The Transcendent Compared to Plato’s Model of the Sun as that On Which All Depends for Existence

In this brief posting, I write to correct one of my erroneous tendencies. When I argue for a transcendent beyond all ways of being and thinking, I tend to think of the transcendent as a blank – as actually nothing. Proper thought of transcendence would really be thinking of nothing. An empty mind would be accurate thought of transcendence. Attempts to characterize transcendence are, then, projections upon a blank slate. All characterizations are inherently inaccurate because they present transcendence as more than it should be.

This view of transcendence as beneath all representation is erroneous. For we posit transcendence as that on which everything depends for its existence. Thinking of that on which everything depends for its as existence as less than anything which exists is logically unsatisfactory.
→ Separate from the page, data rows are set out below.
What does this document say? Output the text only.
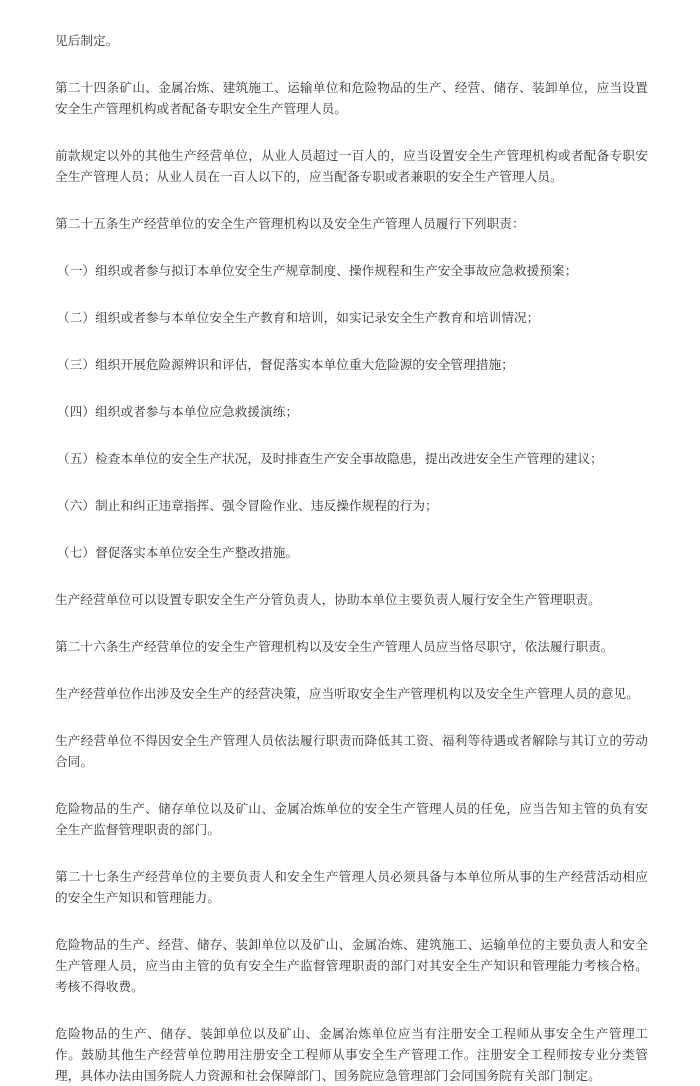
见后制定。

第二十四条矿山、金属冶炼、建筑施工、运输单位和危险物品的生产、经营、储存、装卸单位，应当设置安全生产管理机构或者配备专职安全生产管理人员。

前款规定以外的其他生产经营单位，从业人员超过一百人的，应当设置安全生产管理机构或者配备专职安全生产管理人员；从业人员在一百人以下的，应当配备专职或者兼职的安全生产管理人员。

第二十五条生产经营单位的安全生产管理机构以及安全生产管理人员履行下列职责：

（一）组织或者参与拟订本单位安全生产规章制度、操作规程和生产安全事故应急救援预案；

（二）组织或者参与本单位安全生产教育和培训，如实记录安全生产教育和培训情况；

（三）组织开展危险源辨识和评估，督促落实本单位重大危险源的安全管理措施；

（四）组织或者参与本单位应急救援演练；

（五）检查本单位的安全生产状况，及时排查生产安全事故隐患，提出改进安全生产管理的建议；

（六）制止和纠正违章指挥、强令冒险作业、违反操作规程的行为；

（七）督促落实本单位安全生产整改措施。

生产经营单位可以设置专职安全生产分管负责人，协助本单位主要负责人履行安全生产管理职责。

第二十六条生产经营单位的安全生产管理机构以及安全生产管理人员应当恪尽职守，依法履行职责。

生产经营单位作出涉及安全生产的经营决策，应当听取安全生产管理机构以及安全生产管理人员的意见。

生产经营单位不得因安全生产管理人员依法履行职责而降低其工资、福利等待遇或者解除与其订立的劳动合同。

危险物品的生产、储存单位以及矿山、金属冶炼单位的安全生产管理人员的任免，应当告知主管的负有安全生产监督管理职责的部门。

第二十七条生产经营单位的主要负责人和安全生产管理人员必须具备与本单位所从事的生产经营活动相应的安全生产知识和管理能力。

危险物品的生产、经营、储存、装卸单位以及矿山、金属冶炼、建筑施工、运输单位的主要负责人和安全生产管理人员，应当由主管的负有安全生产监督管理职责的部门对其安全生产知识和管理能力考核合格。考核不得收费。

危险物品的生产、储存、装卸单位以及矿山、金属冶炼单位应当有注册安全工程师从事安全生产管理工作。鼓励其他生产经营单位聘用注册安全工程师从事安全生产管理工作。注册安全工程师按专业分类管理，具体办法由国务院人力资源和社会保障部门、国务院应急管理部门会同国务院有关部门制定。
Rather we should think of transcendence as more than anything which exists. It transcends our ways of thinking because it is more than anything we can represent. Our minds go blank when we try to represent it because it is way too much for our thinking.

I am thinking of Plato’s use of the sun as a model of the Good on which everything depends for its existence. We cannot see if we look at that which enables anything to be seen. We cannot see the sun because it is too much to see; not because it has too little to see.

We should understand our attempts to characterize the transcendence as inherently inaccurate because we are incapable of representing the excellence -the fullness of the Transcendent. The proper frame of mind when contemplating transcendence is not the dreamy state of having a blank mind but rather being animated and dazzled by so much.

When I attempt to characterize the transcendent, I should worry about understating rather than overstating the excellence by which it surpasses everything.

We should not think of the Transcendent as unable to have any relation to and action within the immanent which depends upon it for existence and features. Rather we should think of ourselves as unable to comprehend how the Transcendent is related to and acts within the immanent.